In his book, Campo Aleman, Anaheim historian Leo J. Friis wrote about the meeting of the Los Angeles Vineyard Society at Leutgen’s Hotel on Montgomery St. in San Francisco during which its members – mostly German immigrants – selected the town’s name:

“At a general meeting of members on January 15 [or perhaps 13], 1858, the most important item on the agenda was to give a name to the new town. Three names were suggested: Annaheim, Annagau and Weinheim. On the first ballot Annaheim received 18 votes; Annagau, 17; and Weinheim, one. ‘There being no deciding majority a second ballot was taken, the count showing 20 for Anaheim and 18 for Annagau. [There seems to be an error here as only 36 shares were present.] The name, Annaheim was then declared the name of the colony and to be henceforth always spoken of as Annaheim.’

“…Theodore E Schmidt is generally credited with suggesting Annaheim. A short time [several months] later an “n” was omitted from the name. 
Theodore Edward Schmidt, circa 1900. (Courtesy Anaheim Heritage Center)

The Los Angeles Star reported on the meeting in its January 23, 1858 edition: “They resolved to give the name Annaheim (heim is the German for home) to their vineyard in the Santa Anna Valley..." 

The Star covered the same meeting again on January 30, reporting that the Society members "named their estate at Santa Ana... Annaheim.
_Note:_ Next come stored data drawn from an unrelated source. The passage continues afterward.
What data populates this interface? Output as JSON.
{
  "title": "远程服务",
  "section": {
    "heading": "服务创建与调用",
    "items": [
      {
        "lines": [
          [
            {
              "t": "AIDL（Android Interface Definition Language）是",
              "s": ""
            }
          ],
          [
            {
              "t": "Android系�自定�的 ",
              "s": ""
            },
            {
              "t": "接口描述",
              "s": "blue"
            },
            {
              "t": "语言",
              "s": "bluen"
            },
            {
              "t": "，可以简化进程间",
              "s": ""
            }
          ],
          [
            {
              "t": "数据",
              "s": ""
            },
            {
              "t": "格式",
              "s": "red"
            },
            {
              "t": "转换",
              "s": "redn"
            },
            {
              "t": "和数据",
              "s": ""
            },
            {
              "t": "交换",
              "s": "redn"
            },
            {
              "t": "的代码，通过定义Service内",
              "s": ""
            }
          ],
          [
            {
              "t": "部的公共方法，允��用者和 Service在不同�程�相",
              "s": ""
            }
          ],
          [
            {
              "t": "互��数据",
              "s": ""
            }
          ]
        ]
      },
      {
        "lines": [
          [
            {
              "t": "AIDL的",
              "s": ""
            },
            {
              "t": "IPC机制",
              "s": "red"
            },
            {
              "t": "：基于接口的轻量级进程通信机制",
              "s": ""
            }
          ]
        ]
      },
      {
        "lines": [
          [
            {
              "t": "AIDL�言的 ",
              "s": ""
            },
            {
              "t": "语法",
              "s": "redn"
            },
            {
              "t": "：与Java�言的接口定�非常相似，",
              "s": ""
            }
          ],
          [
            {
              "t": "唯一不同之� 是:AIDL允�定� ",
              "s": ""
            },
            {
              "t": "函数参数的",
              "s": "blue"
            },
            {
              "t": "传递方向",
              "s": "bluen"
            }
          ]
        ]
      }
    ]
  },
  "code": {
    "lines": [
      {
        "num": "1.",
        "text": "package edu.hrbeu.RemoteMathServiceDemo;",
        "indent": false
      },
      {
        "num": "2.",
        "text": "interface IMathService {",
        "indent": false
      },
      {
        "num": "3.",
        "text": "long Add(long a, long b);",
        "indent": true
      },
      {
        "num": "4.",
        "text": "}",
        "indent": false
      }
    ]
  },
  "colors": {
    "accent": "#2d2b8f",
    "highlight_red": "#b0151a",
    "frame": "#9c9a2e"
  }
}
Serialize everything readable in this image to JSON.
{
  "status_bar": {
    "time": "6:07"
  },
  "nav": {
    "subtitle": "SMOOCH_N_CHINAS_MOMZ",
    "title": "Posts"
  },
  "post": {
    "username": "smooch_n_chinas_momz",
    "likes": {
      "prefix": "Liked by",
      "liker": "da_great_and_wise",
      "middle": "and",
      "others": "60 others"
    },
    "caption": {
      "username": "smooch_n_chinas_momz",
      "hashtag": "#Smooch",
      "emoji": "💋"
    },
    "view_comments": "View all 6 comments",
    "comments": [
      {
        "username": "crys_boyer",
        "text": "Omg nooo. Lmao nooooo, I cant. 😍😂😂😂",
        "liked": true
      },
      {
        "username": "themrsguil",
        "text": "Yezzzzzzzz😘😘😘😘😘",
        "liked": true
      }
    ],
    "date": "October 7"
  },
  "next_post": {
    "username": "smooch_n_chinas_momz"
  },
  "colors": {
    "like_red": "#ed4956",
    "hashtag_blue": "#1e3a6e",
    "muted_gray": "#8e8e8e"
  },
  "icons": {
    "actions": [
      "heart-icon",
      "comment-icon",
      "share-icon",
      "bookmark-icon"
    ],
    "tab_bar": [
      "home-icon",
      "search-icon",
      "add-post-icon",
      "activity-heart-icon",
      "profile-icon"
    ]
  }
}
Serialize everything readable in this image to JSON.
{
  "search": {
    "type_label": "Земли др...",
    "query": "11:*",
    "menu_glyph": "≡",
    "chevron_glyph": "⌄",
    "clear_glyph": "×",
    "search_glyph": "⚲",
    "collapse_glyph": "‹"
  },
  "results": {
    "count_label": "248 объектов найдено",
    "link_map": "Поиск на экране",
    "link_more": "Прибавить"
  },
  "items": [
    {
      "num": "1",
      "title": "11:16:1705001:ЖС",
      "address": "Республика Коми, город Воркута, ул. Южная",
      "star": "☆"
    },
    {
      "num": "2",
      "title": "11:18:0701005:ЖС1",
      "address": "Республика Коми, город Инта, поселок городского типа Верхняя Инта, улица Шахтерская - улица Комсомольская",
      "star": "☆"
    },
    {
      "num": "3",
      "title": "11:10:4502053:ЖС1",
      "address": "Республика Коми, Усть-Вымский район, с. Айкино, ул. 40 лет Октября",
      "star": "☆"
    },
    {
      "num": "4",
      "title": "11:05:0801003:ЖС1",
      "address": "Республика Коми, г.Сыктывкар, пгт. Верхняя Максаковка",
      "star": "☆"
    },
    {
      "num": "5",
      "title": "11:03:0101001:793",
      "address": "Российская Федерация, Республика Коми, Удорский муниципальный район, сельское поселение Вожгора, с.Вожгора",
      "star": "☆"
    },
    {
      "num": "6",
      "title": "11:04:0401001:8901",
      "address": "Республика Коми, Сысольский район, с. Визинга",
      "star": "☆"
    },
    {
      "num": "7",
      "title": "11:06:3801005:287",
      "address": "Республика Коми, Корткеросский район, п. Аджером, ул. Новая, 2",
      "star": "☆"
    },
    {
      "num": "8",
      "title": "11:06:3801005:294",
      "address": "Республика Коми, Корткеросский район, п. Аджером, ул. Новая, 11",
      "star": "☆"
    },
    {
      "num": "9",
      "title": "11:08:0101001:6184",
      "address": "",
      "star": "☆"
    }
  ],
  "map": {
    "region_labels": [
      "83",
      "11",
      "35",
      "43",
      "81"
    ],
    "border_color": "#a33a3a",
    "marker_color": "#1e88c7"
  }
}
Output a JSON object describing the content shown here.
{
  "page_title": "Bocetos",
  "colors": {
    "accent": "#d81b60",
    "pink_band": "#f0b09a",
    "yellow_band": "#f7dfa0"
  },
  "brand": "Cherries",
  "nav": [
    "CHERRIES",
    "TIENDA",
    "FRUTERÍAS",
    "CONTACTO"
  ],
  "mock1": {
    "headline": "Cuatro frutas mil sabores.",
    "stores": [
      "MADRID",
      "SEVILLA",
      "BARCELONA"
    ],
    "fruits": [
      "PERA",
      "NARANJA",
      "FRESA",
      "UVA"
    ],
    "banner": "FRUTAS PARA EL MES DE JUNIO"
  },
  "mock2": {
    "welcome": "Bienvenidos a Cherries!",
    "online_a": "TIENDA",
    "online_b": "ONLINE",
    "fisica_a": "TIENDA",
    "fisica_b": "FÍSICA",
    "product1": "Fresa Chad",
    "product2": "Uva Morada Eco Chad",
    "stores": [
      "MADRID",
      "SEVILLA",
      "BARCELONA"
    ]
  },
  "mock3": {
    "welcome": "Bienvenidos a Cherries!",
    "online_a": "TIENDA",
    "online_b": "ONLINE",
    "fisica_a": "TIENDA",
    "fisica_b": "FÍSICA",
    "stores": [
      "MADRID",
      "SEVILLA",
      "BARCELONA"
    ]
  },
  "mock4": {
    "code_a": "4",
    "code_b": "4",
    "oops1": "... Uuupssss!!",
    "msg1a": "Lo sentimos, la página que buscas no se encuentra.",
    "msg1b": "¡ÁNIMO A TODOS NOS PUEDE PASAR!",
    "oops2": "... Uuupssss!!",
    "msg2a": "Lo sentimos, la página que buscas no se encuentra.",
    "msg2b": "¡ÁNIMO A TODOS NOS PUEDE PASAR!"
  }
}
This name is not only euphonious, but expressive. It is suggestive of the most pleasant associations, reminding one of the wide-spreading and highly cultivated vineyards of Fatherland. The termination ‘heim’ means ‘home,’ but in a broad and expressive sense, suggesting rather the comforts of a homestead, with its well-cultivated fields, substantial fences and teeming granaries – rather than a mere domicile. Hence the name, ‘Annaheim,’ is peculiarly fit and appropriate for the extensive vineyard about to be laid out at Santa Ana.”

The modern city of Santa Ana had not yet been founded and the old town of Santa Ana (now the community of Olive in Orange) was farther east. So the Anna/Ana portion of the name Anaheim undoubtedly referred to either the Santa Ana River or to the Santa Ana Valley (which takes its name from the river which runs through it). Aside from the Star’s January 23 article, most contemporary sources point to the river itself as the source of the “Ana” prefix, rather than the valley.

On October 14, 1909, the Anaheim Gazette recalled that Theodore Schmidt “selected the name ‘Anaheim’ as meaning the home of Anna, or the river of the saint of that name, from whose life-giving waters the prosperity of the original colony enterprise was and continues to be due.” There were still founding members of the Vineyard Society in town in 1909 – including Schmidt himself – and none of them refuted this statement.
Notice to shareholders, published in the Los Angeles Star, 11-21-1857.
Numerous false theories (“folk etymology") about the origins of the name Anaheim have surfaced over the decades and are hard to quash. For instance, some claim, without evidence, that the Anna/Ana portion of the name honors the daughter of one of the colonists or, alternately, honors Queen Anna of Bavaria (which is not where Anaheim’s colonists originated). It is curious how certain parts of our history develop folklore around them and that those false narratives seem impervious to the hard light of facts and solid evidence. 

Phil Brigandi often said, “I expect to go to my grave still trying to debunk the myth that Orange got its name in a card game.” And indeed he did. I fear the familiar bunk about the naming of Anaheim won't disappear any time soon, either.